Portfolio Management
Check how much two mutual funds overlap in their underlying stock holdings — free online tool for Indian investors to avoid over-concentration across funds.
A Fund Overlap Checker compares the actual stock holdings of two mutual funds and calculates what percentage of their portfolios coincide. High overlap between funds you hold means you're paying two expense ratios for what is effectively one diversified bet — a common mistake among Indian retail investors who add funds from different AMCs assuming automatic diversification.
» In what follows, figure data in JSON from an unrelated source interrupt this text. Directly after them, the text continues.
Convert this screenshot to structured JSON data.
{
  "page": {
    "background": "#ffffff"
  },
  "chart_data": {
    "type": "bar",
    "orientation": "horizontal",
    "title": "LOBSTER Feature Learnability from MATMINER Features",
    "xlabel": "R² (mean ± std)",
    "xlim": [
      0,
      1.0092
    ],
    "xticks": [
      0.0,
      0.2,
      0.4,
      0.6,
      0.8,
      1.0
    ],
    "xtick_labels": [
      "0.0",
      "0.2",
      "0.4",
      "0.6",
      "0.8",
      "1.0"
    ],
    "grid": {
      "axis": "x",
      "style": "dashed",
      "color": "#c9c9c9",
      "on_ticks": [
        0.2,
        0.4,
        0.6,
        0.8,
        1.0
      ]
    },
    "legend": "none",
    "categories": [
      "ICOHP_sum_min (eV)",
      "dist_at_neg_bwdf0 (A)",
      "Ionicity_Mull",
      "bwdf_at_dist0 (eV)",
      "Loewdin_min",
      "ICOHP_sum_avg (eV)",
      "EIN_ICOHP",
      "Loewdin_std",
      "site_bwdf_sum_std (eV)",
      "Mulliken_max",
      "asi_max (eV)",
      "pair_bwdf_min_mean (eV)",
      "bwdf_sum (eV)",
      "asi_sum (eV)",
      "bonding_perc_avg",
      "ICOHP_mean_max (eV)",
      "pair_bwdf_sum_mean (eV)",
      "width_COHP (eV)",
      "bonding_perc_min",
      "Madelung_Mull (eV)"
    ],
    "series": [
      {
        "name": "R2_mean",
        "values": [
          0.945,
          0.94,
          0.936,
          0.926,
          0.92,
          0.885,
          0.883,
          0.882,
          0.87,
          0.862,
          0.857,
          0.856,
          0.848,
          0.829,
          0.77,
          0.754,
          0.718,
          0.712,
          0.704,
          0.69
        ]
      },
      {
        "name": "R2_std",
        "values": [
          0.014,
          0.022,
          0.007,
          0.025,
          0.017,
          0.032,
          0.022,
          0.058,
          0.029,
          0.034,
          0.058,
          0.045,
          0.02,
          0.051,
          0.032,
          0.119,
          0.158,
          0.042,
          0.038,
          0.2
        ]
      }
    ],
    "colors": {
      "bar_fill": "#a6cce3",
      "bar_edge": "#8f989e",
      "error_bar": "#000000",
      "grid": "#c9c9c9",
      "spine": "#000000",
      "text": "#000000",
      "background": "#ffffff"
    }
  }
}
Two 'Flexi Cap' funds from different fund houses can easily share 40-60% of their top holdings (HDFC Bank, ICICI Bank, Reliance, Infosys appear in most large-cap-leaning portfolios), meaning the second fund adds far less true diversification than its category label suggests.
Search and select the first mutual fund by name.
Search and select the second mutual fund by name.
Click 'Check Overlap' to see the percentage of shared holdings and the number of common stocks.
Use the result to decide whether both funds earn a place in your portfolio, or whether one is redundant.
Overlap % = Sum of min(weight in Fund A, weight in Fund B) across every stock held by both funds A stock held at 8% in Fund A and 6% in Fund B contributes 6% to the overlap score — the smaller of the two weights, since that's the portion that's genuinely duplicated.
Fund A: HDFC Flexi Cap Fund (Direct Growth) Fund B: Parag Parikh Flexi Cap Fund (Direct Growth) - Common stocks: 18 - Portfolio overlap: 34.2% This means roughly a third of both portfolios' weight sits in the same 18 stocks — moderate overlap, meaning both funds still contribute meaningfully different exposure.